Sunday, July 10, 2011

Gardener's Delight

What grow-your-own-ers don't always confess is that sometimes you are left with a glut of fruit and veggies that you actually just can't eat. I find this to be particularly true in the case of courgettes, which spring up in an almost cartoonish manner; you can practically hear animated popping sounds out in the garden as you pull back leaves to uncover yet another perfect little green specimen. The trick is to pick them while they're still small and sweet; rest on your laurels and the fruits of your labour will burst out of control and transform into increasingly grotesque oversized marrows. It's a sight that fills me with dismay, because the larger they become the more watery and less flavoursome they are, and I always feel so very wasteful turfing the product of a good six months of planting and growing and watering into the compost bin. What impedes my diligence is generally a lack of recipes and imagination that does not tally with this surfeit of zucca. This year I have vowed not to let any of my carefully-grown produce fall foul of such laziness and end up rotting among the eggshells and the juiced-out lemons. I have been rooting out recipes to beat the band, so you can expect to be bombarded with courgetteful postings on this blog over the next couple of months. But to start out with, I celebrated the first courgettes of the season using a recipe that I discovered and perfected during the summer months last year, one that used not one but two of my homegrown veggies: Antonio Carluccios's pasta with courgette sauce and spinach balls (from Simple Cooking), an old favourite in the Carluccio restaurant chain that appears as penne giardiniera on the menu. 

I was squeezing the very last out of my crop of baby spinach for this recipe; it's such a nutritious, rewarding veggie to grow, but you wouldn't want to be trying to feed a large family with your efforts, because it starts out a hearteningly springy haul of leaves, and then after a spell in some boiling water...

...well you're never going to get fat on that, are you?

Anyhow, to make the spinach balls, you need to squidge all the water out of your cooked spinach (2 minutes on the hob is all it takes) and then chop it up nice and neatly. Antonio is all about the quantities - it is a cookbook, after all - but I just worked with what I had and used my intuition in relation to what to add in where. 

Beat an egg, grate a load of parmesan and some nutmeg, add salt and pepper, the garlic is supposed to be puréed but I just grated a clove of it...

...the breadcrumbs are supposed to be fresh but I just hauled some out of the freezer, and it all gets mixed up with the chopped spinach.
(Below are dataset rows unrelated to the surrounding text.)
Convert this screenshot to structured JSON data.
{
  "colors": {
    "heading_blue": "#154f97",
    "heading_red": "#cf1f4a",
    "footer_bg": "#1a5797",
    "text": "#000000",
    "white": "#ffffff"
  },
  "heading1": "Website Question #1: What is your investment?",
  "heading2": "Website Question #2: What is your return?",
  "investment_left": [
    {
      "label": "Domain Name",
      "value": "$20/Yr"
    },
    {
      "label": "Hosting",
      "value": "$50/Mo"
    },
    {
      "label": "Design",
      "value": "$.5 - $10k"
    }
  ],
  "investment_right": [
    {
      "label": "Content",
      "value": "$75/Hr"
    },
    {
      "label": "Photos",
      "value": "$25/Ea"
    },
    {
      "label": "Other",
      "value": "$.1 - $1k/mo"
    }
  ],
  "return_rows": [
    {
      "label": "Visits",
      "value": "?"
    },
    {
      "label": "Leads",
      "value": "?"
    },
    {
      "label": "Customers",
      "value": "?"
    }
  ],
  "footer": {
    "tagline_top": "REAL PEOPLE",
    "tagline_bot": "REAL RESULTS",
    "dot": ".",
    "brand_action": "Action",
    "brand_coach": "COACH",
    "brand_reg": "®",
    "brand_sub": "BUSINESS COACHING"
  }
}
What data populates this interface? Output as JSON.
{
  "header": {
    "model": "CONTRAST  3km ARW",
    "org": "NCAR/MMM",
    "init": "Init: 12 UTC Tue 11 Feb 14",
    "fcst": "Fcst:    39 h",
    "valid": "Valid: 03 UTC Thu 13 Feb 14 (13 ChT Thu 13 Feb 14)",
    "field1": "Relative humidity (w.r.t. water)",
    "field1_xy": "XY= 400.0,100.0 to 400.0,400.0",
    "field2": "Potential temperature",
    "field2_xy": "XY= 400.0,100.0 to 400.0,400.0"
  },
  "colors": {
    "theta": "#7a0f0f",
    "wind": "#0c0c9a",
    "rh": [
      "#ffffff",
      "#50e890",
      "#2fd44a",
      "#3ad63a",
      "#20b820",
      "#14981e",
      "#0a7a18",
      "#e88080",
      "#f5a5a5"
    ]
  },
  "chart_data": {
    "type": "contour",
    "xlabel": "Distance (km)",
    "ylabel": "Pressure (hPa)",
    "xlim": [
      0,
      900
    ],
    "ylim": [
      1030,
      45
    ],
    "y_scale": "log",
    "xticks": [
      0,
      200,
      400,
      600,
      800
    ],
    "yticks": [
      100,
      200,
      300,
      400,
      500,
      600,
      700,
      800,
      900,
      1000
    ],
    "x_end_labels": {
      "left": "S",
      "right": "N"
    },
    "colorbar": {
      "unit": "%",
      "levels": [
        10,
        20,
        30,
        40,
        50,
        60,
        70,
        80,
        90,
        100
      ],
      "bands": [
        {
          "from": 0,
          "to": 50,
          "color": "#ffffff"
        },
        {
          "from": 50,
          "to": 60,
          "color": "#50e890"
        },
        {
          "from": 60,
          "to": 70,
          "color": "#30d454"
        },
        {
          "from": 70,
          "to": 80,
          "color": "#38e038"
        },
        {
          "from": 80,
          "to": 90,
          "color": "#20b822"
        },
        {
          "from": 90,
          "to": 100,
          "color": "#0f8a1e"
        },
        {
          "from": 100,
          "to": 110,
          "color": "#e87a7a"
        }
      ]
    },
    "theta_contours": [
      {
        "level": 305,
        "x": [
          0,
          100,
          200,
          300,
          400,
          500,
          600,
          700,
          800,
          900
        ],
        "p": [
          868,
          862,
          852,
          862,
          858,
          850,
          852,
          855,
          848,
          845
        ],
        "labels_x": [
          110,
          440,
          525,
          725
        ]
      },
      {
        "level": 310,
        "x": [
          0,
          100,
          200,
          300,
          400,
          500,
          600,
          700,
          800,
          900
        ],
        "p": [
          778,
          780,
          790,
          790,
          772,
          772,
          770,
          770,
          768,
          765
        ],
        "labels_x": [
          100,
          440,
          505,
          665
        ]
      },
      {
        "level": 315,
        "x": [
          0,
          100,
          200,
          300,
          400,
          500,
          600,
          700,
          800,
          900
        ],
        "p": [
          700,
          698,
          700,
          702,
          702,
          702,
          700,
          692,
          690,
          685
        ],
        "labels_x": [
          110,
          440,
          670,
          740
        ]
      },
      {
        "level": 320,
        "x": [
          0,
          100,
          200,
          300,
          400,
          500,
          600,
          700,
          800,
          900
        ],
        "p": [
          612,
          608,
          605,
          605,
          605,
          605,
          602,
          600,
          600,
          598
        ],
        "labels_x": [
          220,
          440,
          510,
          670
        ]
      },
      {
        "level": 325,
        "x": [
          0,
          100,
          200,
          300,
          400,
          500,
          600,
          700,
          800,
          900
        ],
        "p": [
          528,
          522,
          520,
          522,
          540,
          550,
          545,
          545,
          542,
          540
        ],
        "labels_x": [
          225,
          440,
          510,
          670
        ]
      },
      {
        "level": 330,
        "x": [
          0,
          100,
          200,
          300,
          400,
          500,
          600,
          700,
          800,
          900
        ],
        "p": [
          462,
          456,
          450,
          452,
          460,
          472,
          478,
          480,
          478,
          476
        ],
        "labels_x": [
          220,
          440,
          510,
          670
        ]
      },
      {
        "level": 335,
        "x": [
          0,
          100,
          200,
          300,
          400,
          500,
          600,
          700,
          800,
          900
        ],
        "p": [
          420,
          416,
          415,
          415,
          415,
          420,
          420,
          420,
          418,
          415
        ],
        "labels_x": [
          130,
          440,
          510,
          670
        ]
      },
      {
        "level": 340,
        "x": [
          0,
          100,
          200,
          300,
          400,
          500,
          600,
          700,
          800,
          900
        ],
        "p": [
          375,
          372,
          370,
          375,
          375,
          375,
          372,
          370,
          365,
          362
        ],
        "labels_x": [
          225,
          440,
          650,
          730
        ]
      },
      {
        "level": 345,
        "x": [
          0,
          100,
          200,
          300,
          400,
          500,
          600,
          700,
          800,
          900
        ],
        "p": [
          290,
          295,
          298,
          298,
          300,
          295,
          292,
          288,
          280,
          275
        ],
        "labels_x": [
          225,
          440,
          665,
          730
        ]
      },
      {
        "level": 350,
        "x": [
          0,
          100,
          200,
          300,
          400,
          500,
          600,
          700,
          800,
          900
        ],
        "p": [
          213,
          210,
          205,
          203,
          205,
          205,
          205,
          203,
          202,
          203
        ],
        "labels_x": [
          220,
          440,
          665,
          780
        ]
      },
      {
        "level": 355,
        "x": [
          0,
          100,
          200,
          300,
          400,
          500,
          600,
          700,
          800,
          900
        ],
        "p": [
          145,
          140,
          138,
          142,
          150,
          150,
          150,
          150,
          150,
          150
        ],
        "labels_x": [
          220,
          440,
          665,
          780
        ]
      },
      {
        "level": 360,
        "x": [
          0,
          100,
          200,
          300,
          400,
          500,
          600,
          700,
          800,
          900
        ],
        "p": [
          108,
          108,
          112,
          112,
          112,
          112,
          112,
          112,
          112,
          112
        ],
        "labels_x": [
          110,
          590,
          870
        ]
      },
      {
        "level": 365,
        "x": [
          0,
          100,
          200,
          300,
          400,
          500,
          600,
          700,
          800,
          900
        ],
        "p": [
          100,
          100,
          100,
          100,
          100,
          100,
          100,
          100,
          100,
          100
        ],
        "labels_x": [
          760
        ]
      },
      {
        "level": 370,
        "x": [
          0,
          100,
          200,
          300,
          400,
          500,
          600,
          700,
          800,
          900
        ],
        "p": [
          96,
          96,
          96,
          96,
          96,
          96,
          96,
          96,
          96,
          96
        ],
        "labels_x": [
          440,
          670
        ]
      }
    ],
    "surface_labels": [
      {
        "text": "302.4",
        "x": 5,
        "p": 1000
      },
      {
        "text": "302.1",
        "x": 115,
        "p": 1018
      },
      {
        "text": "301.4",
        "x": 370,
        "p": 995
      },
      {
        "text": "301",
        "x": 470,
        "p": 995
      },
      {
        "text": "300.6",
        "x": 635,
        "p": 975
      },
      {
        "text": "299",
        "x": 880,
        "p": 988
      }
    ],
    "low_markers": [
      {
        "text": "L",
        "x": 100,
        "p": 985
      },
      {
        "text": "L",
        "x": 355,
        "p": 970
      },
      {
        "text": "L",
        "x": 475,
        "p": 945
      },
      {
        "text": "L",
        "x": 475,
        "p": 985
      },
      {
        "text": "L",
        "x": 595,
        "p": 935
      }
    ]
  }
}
You need to achieve a texture that is nice and moist and juicy, but will still stick together sufficiently to roll into balls, so start out with a fairly minimal amount of breadcrumbs and add gradually to that until you get the texture just right. 

The fun bit: rolling the mixture up into little balls. 

Then you just need to pop them on the pan (with a good glug of olive oil on there) and brown them up nicely. 

Out to the garden with me to chop the first courgettes of the season. A minor thrill, I must admit. One of these days I will move my butt to do the whole stuffed courgette flowers thing; for the meantime, I'm afraid they will just have to meet their fate in the compost bin, rather than in my stomach.

The courgette sauce is a pretty straightforward operation. I used two courgettes, grated. 

1 chopped red chilli and 1 chopped garlic clove go on the pan for a minute, then joined by the grated courgettes. It all needs about 4 minutes.

In the meantime the rigatoni will be simmering away on the hob.

When it is cooked it goes into the pan with the courgette sauce, along with some of the pasta water to thin it out a little - all that parmesan can make it clumpy and stringy. As with the breadcrumbs, start with a little and keep adding - Antonio specifies 2 tablespoons of water in there, but if you go zealously pouring it in it could go all thin and watery. Yuck.

And there you have it: a very rewarding dish, one that will help make use of your homegrown veggies, fill you with lots of lovely green-food vitamins, and is thoroughly adequate for entertaining any vegetarians in your life - in fact, it's sufficiently substantial to distract the most hardened carnivore. Make friends with this recipe, it will serve you well.